Dévoration – André Sempoux

Le début
Quand j’arrivais ici pour ma semaine rituelle, le roux fané de la bruyère éclaboussait les pentes violettes jusqu’aux prairies du bord de mer.
Deux mois plus tôt, avec plus de lumière et moins de nuances dans les couleurs, rien ne me paraît vraiment différent. Je revois les vignettes des leçons de choses qui, en me montrant le monde identique la nuit et le jour au fil des saisons, apaisaient mes inquiétudes d’enfant. Je vérifiais les moindres détails. Le pâtre était allé dormir, son travail fini, mais chaque arbre restait à sa place. On patinait sur la rivière où, dans l’autre image, le troupeau s’abreuvait ; le village et son clocher tressaient sur l’horizon le même griffonnage rassurant.
À deux pas d’ici, pourtant, mon père est mort ou va mourir. J’ai reçu le télégramme lundi, à l’heure où je devais te rejoindre pour l’inventaire. Je suis parti sans laisser de message : trois lignes ne lèvent pas un interdit de vingt ans. Six cents kilomètres de nuit sans lune et sans étoiles. Quelques arrêts dans la campagne, qui sentait bon. Aucune pensée de lui, ni de ce qui m’attendait.
Quand les phares ont sorti du néant la flèche portbail, j’ai bifurqué.
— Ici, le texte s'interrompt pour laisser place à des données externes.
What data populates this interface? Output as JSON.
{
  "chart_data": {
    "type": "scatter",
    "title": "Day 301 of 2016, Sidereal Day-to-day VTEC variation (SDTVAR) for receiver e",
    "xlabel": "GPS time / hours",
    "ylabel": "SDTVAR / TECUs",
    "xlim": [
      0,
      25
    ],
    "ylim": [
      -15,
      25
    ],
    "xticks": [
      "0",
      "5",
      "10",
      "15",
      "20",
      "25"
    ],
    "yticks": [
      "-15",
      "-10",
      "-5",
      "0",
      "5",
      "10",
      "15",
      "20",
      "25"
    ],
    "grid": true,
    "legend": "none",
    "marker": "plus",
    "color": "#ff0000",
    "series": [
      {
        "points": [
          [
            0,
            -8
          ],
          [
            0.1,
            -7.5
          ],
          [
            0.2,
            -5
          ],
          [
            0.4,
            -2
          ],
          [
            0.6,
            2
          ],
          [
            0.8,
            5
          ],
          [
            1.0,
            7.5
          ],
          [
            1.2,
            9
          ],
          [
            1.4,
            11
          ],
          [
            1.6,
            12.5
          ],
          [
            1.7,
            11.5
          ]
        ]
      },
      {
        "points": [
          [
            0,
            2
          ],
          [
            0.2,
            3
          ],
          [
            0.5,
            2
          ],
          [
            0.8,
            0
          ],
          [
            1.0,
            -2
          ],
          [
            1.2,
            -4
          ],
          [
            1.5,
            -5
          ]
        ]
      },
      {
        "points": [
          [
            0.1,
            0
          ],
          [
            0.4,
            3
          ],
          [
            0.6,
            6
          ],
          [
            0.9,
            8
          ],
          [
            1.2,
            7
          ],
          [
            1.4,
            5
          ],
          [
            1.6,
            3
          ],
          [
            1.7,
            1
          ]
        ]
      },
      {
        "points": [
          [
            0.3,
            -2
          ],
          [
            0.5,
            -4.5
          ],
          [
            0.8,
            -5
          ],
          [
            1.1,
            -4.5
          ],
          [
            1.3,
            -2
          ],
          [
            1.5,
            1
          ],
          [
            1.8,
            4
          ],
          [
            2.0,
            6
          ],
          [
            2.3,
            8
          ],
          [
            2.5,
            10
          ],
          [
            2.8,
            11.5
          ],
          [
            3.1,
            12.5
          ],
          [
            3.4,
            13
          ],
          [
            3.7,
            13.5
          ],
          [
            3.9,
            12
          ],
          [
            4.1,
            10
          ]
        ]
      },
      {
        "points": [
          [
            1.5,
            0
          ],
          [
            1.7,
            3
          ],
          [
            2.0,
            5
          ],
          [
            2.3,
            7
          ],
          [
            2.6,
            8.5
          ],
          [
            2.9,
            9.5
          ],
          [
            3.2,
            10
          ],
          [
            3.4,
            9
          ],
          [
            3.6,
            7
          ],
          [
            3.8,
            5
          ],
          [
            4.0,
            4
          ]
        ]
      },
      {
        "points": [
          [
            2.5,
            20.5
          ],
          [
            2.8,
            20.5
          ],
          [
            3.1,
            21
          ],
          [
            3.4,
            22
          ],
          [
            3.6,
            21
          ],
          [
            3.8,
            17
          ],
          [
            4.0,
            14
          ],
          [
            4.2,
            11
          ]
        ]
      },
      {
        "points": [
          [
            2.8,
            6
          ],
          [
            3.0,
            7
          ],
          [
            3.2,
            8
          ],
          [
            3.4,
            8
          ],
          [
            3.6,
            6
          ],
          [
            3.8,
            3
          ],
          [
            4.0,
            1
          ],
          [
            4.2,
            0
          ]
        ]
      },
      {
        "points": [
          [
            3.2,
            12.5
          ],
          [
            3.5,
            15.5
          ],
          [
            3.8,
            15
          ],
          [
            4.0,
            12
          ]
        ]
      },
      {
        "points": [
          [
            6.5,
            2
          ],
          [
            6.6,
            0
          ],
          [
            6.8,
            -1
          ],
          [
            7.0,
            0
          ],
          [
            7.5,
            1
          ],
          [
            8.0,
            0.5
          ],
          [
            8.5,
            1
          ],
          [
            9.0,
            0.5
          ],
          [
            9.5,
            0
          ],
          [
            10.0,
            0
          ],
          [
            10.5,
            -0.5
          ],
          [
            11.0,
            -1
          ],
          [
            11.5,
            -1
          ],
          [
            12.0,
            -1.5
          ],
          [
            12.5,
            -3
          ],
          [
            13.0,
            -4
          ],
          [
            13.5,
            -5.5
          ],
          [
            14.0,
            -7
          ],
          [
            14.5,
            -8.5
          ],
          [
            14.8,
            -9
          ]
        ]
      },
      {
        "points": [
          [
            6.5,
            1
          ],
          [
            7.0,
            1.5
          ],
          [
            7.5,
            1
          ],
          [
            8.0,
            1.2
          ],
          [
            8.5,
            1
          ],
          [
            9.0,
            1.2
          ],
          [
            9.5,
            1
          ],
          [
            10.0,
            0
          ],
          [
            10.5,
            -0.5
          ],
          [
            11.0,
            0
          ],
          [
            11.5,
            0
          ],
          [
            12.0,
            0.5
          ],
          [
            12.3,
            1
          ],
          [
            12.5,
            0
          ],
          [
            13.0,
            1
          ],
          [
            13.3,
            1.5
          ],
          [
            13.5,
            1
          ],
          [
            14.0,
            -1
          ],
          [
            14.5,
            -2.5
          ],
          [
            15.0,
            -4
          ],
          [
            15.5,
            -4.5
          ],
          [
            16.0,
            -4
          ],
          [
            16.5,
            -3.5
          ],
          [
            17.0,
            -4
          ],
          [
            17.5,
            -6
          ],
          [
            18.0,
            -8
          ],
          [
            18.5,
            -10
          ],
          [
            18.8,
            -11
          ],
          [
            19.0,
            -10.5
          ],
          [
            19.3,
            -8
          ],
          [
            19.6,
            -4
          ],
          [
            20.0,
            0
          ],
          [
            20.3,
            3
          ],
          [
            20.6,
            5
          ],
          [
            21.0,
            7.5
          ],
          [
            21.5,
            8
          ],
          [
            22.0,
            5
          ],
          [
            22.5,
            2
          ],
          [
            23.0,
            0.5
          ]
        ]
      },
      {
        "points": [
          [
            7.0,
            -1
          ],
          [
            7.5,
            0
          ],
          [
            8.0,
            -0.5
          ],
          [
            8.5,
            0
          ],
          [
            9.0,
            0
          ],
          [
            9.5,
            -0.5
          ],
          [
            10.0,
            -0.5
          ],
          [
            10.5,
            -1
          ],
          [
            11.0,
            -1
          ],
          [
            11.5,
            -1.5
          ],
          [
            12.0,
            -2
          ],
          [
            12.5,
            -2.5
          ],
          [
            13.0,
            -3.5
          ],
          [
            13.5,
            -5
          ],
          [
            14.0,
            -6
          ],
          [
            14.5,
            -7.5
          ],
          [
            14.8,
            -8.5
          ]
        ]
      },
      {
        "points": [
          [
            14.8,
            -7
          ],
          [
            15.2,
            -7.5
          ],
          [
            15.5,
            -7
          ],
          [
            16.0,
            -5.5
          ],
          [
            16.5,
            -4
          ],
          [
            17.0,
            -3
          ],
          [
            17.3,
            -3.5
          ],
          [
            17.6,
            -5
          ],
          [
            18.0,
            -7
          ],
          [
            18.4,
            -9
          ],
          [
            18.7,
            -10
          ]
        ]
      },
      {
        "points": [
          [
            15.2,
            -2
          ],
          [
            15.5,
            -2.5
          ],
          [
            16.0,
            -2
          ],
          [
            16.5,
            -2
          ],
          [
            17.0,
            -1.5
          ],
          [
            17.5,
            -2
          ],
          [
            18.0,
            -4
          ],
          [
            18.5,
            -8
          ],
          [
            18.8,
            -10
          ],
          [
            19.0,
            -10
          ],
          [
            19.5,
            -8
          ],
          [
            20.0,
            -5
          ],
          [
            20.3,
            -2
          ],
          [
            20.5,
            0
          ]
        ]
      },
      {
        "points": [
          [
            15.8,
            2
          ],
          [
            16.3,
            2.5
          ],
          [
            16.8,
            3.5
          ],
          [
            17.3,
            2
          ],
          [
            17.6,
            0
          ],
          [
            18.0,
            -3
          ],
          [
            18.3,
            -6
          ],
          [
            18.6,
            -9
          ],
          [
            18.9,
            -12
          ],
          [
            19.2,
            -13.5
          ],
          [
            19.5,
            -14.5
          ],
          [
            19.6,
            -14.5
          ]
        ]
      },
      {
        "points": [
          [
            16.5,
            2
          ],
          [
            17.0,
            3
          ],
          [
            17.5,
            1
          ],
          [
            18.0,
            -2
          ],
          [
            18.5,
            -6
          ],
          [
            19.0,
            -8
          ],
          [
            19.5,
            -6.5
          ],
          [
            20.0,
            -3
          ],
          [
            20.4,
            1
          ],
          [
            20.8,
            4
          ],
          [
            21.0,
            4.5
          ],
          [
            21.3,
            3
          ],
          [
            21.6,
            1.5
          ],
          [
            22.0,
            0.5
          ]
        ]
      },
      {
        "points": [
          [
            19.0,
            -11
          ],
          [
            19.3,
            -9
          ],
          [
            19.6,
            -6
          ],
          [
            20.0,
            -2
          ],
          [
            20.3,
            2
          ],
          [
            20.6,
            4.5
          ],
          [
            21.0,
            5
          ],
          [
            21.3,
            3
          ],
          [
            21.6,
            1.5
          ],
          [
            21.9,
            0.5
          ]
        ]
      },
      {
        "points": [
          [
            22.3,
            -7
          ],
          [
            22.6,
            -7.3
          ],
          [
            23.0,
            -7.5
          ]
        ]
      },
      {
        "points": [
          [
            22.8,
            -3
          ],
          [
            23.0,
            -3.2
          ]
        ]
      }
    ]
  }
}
Je n’avais jamais vu les patelins de la côte, ils n’étaient pour moi que des noms. À chaque fin d’été, Ingrid m’attendait à Valognes dans la Citroën noire. Cette fois, notre auto blanche a glissé, presque d’elle-même, le long d’une rue assoupie. Une femme nettoyait la terrasse d’un hôtel déjà éclairé. J’ai demandé une chambre, pour trois jours.

Voilà que je te parle d’êtres et de lieux dont tu ne connais rien et que je jette mon secret sur le papier sans demander ton pardon pour mes mensonges. Pire, peut-être, je vais revenir sur des moments de nous qui ont eu deux visages. Car le secret a entraîné le secret, comme toujours.
Il est huit heures, ce jeudi. Dans la chambre que j’ai remise en ordre et où je ne laisserai entrer personne, j’ai commencé de recopier le cahier rempli depuis deux jours d’annotations pour toi. Enfant, déjà, je m’appliquais à éviter toute solution de continuité dans l’arrondi de mes lettres. Il me semble tout à coup que le mal est venu de cette méticulosité et de ce qui m’y a conduit : le tu n’as pas à comprendre qu’une force obscure faisait peser sur moi. Mais il est trop tard pour creuser. Une centaine de pages de ma petite écriture difficile : il me faudra six ou huit heures si je surveille le style et referme bien les o et les e. La justification d’une vie ne peut être torchonnée… Je n’aurai pas fini avant la fermeture de la poste. Je vais donc m’orga­niser ainsi. Je déjeunerai à douze heures trente avec les pensionnaires. J’irai ensuite m’aérer un peu et, en passant, je déposerai le premier paquet de feuilles bleues. Je ferai estimer en même temps l’affranchissement de l’autre. De cette manière, je pourrai continuer calmement mon travail. J’ai une belle journée devant moi. La chambre est gaie ; de ma fenêtre on ne voit pas la mer, mais on sent sa présence.